Google Apps Marketplace

Encouraging businesses to embrace cloud computing, Google unveiled an enterprise apps marketplace late Tuesday. The long awaited Google Apps Marketplace will allow third-party application developers to build, upload and sell apps in the store. Google will charge a one-time $100 fee for as many applications the company chooses to post, give away or sell. If the developer chooses to sell the app, Google gets 20% of the revenue.

Intuit, Zoho and SurveyMonkey are among the more than 50 companies with apps now in the Marketplace. Raju Vegesna, Zoho evangelist, says the company initially launched two applications -- Zoho CRM and Zoho Projects -- Tuesday, but plans to release another five or six within the next month or two. The apps were sold in Solutions Marketplace, Google's previous apps store, but the new model offers tighter integration. The Google Apps Marketplace enables third-party cloud-based applications to integrate with Google apps and share data across a variety of APIs with one sign-on. Google will authenticate the apps using OpenID, secure through oAuth, and make them available through a universal Google Apps search and navigation platform.

Allow me to call your attention to the important word "integrate" in the description above. Third-party applications share and integrate data with Google Docs, removing the barrier of silos and locking the company whose app it is into Google enterprise applications. Not a bad thing, but it's a strategy Microsoft deployed early on.

I ask Vegesna about the psychological influence this integration has on business users, and he tells me Google's new model eliminates multiple log-ins, which can create a psychological barrier to adopting applications. Google has also eliminated navigational and data integration barriers, he tells me.
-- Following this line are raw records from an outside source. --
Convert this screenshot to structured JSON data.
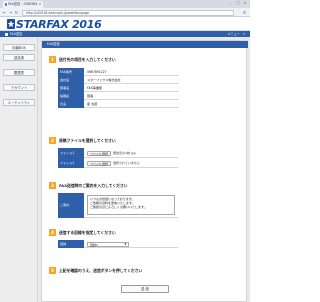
{
  "browser": {
    "tab_title": "FAX送信 - STARFAX",
    "url": "http://sf2016.example.jp/webfax/page",
    "window_controls": [
      "–",
      "□",
      "×"
    ]
  },
  "header": {
    "logo_text": "STARFAX 2016",
    "subnav_label": "FAX送信",
    "subnav_right": "メニュー"
  },
  "sidebar": {
    "items": [
      {
        "label": "情報BOX"
      },
      {
        "label": "送信済"
      },
      {
        "label": "履歴表"
      },
      {
        "label": "アカウント"
      },
      {
        "label": "ユーティリティ"
      }
    ]
  },
  "panel": {
    "title": "FAX送信"
  },
  "step1": {
    "number": "1",
    "title": "送付先の項目を入力してください",
    "rows": [
      {
        "label": "FAX番号",
        "value": "0667891227"
      },
      {
        "label": "会社名",
        "value": "スターファクス株式会社"
      },
      {
        "label": "部署名",
        "value": "FAX事業部"
      },
      {
        "label": "役職名",
        "value": "部長"
      },
      {
        "label": "氏名",
        "value": "星 太郎"
      }
    ]
  },
  "step2": {
    "number": "2",
    "title": "原稿ファイルを選択してください",
    "rows": [
      {
        "label": "ファイル1",
        "button": "ファイル選択",
        "filename": "発送表の1枚.jpg"
      },
      {
        "label": "ファイル2",
        "button": "ファイル選択",
        "filename": "選択されていません"
      }
    ]
  },
  "step3": {
    "number": "3",
    "title": "FAX送信時のご案内を入力してください",
    "label": "ご案内",
    "text": "いつもお世話になっております。\nご依頼の資料を送信いたします。\nご確認のほどよろしくお願いいたします。"
  },
  "step4": {
    "number": "4",
    "title": "送信する回線を指定してください",
    "label": "回線",
    "selected": "回線1"
  },
  "step5": {
    "number": "5",
    "title": "上記を確認のうえ、送信ボタンを押してください",
    "button": "送 信"
  },
  "colors": {
    "brand_blue": "#2f5fa8",
    "step_orange": "#f5a623",
    "logo_blue": "#1a4fa0"
  }
}
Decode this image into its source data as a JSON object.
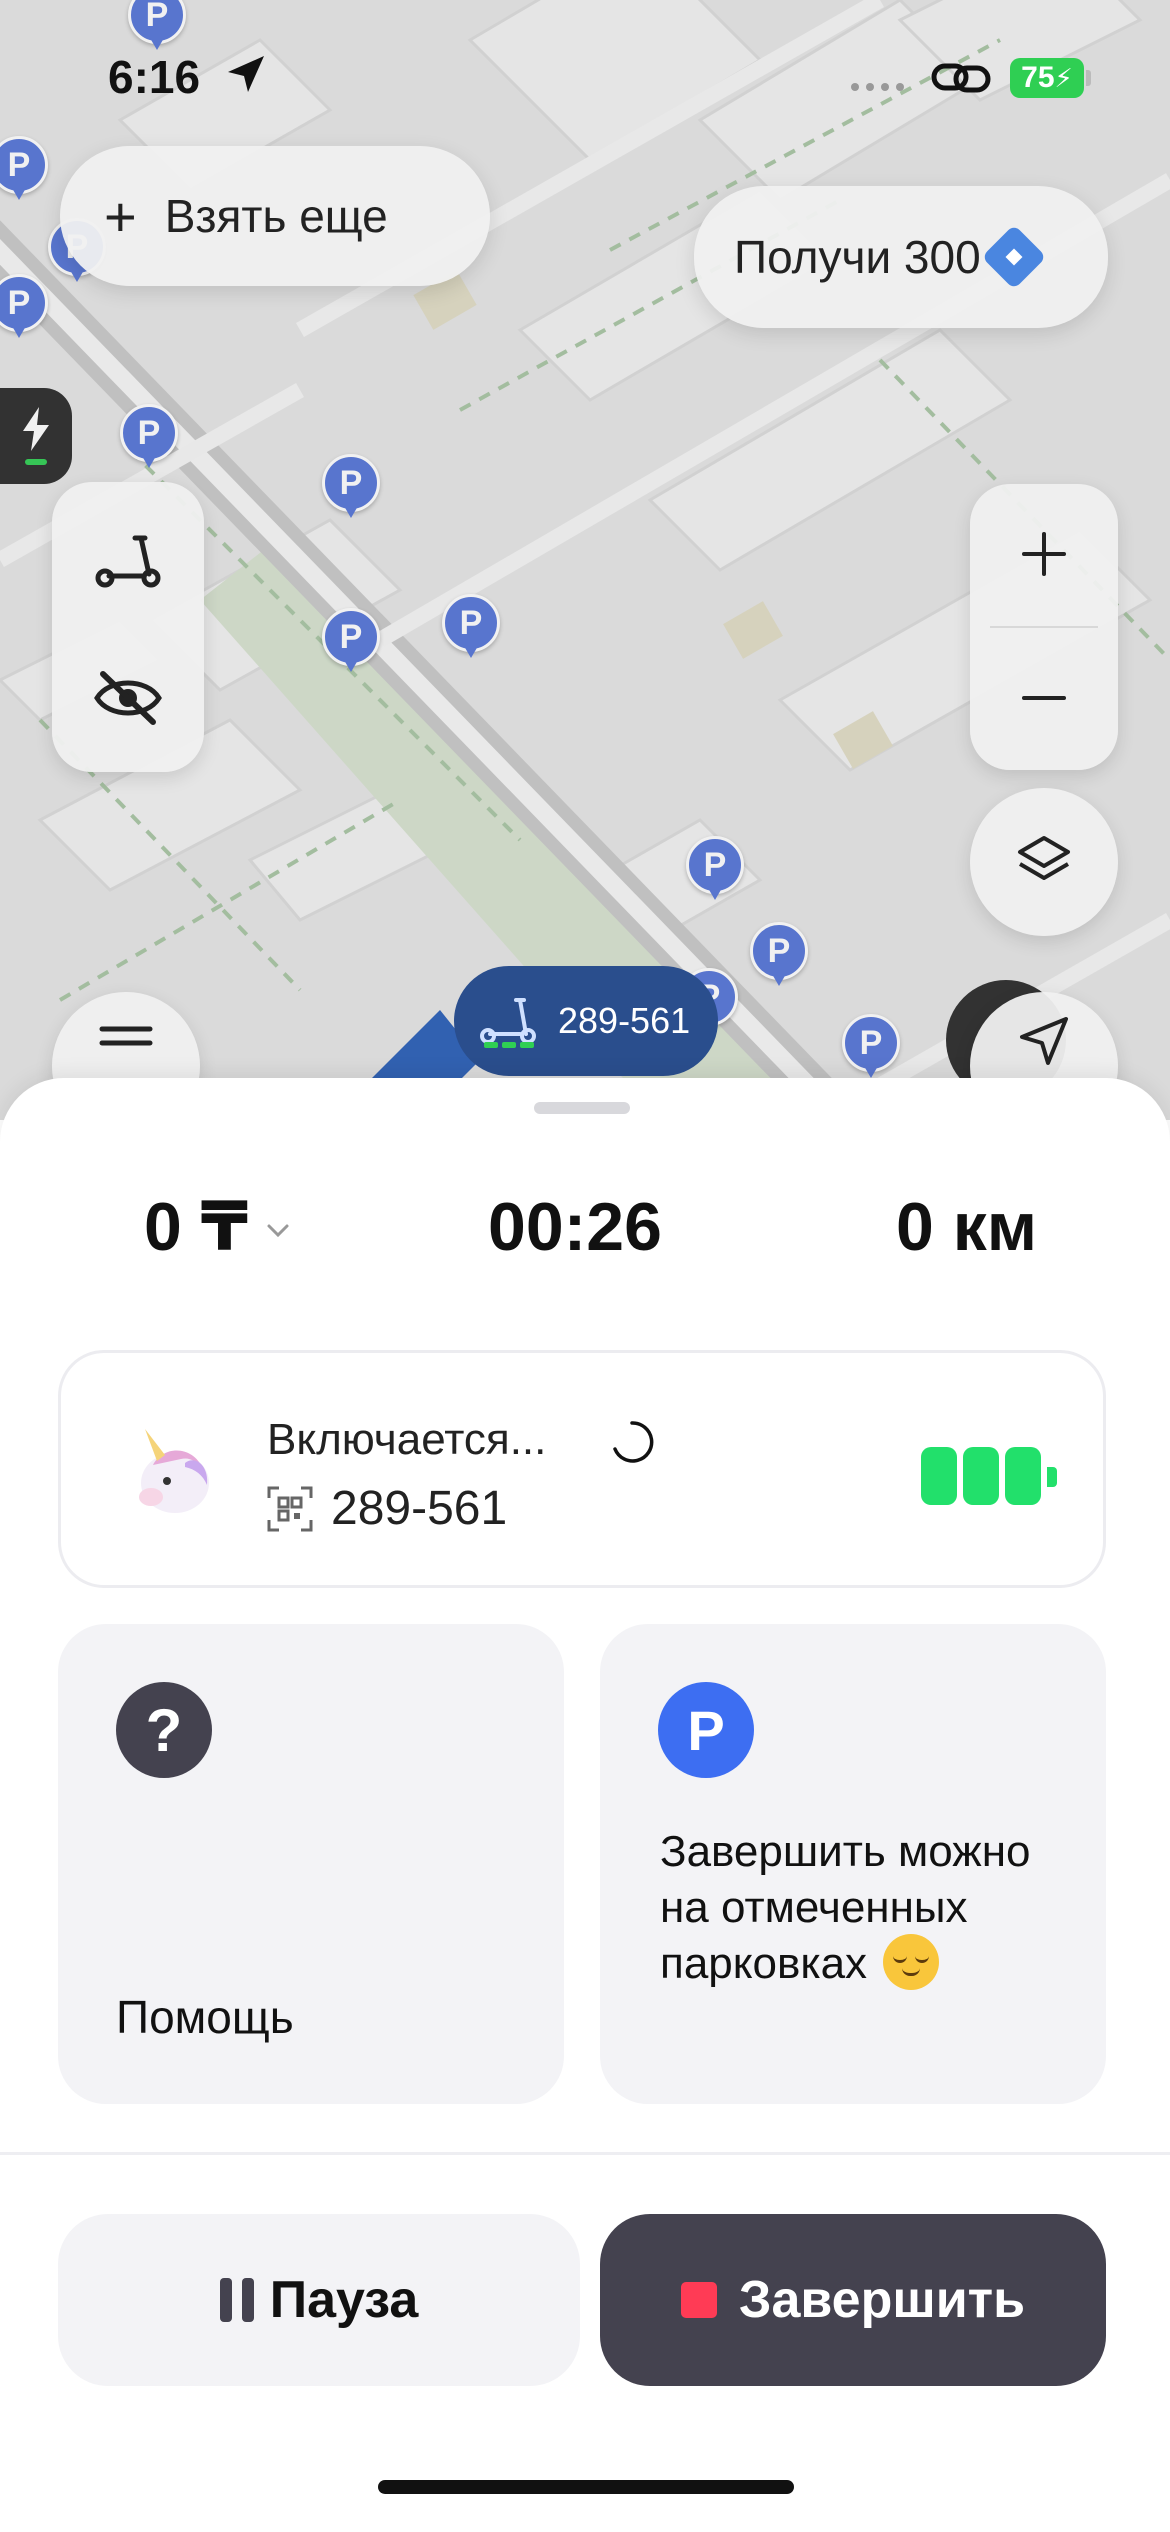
{
  "status_bar": {
    "time": "6:16",
    "battery": "75"
  },
  "map": {
    "take_more_label": "Взять еще",
    "bonus_label": "Получи 300",
    "parking_letter": "P",
    "scooter_tag_id": "289-561"
  },
  "ride": {
    "cost": "0 ₸",
    "timer": "00:26",
    "distance": "0 км"
  },
  "scooter": {
    "status": "Включается...",
    "id": "289-561"
  },
  "tiles": {
    "help_label": "Помощь",
    "parking_letter": "P",
    "parking_note": "Завершить можно на отмеченных парковках"
  },
  "actions": {
    "pause_label": "Пауза",
    "finish_label": "Завершить"
  },
  "colors": {
    "accent_green": "#2fcf53",
    "parking_blue": "#3d6ef2",
    "dark_button": "#44424f",
    "stop_red": "#ff3b55"
  }
}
The user can toggle between applications on tabs. "Why do you need more than one calendar to manage when you can integrate Google Calendar data with Zoho Calendar data?" he says.

Tie this marketplace to Google's high-speed fiber network project and you can easily see how technology continues to integrate old idea with new, where PCs and mobile handsets will provide the (semi-dumb) device that connects you with the brains (software in the cloud).

Google's cloud focus is an acknowledgment that this new platform is an evolution from hardware to applications, according to Daina Middleton, president at Performics..

Didit Chief Executive Officer Kevin Lee says revenue from specific apps is "wonderful, but it looks like Google's main goal isn't just to earn money through a store." He agrees with me that the marketplace aims to encourage third-party developers to advance Google's long-term computing goal to become the leading cloud operating systems provider.

Obviously, inviting developers to join in the store aligns closely with that goal. "It's a close cousin of what Apple did with i-universe apps via its hardware," he says. That means becoming a "known home for app creators and app consumers, and the environment you've provided -- be it iPhones or a cloud OS -- achieves the position of market leader."

Going back to my conversation with Vegesna to close out this post, he tells me app sales from the marketplace are qualified leads. Google's millions of users already know online applications in the clouds are the future. It becomes a much easier sale, compared with traditional applications models for the PC and mobile.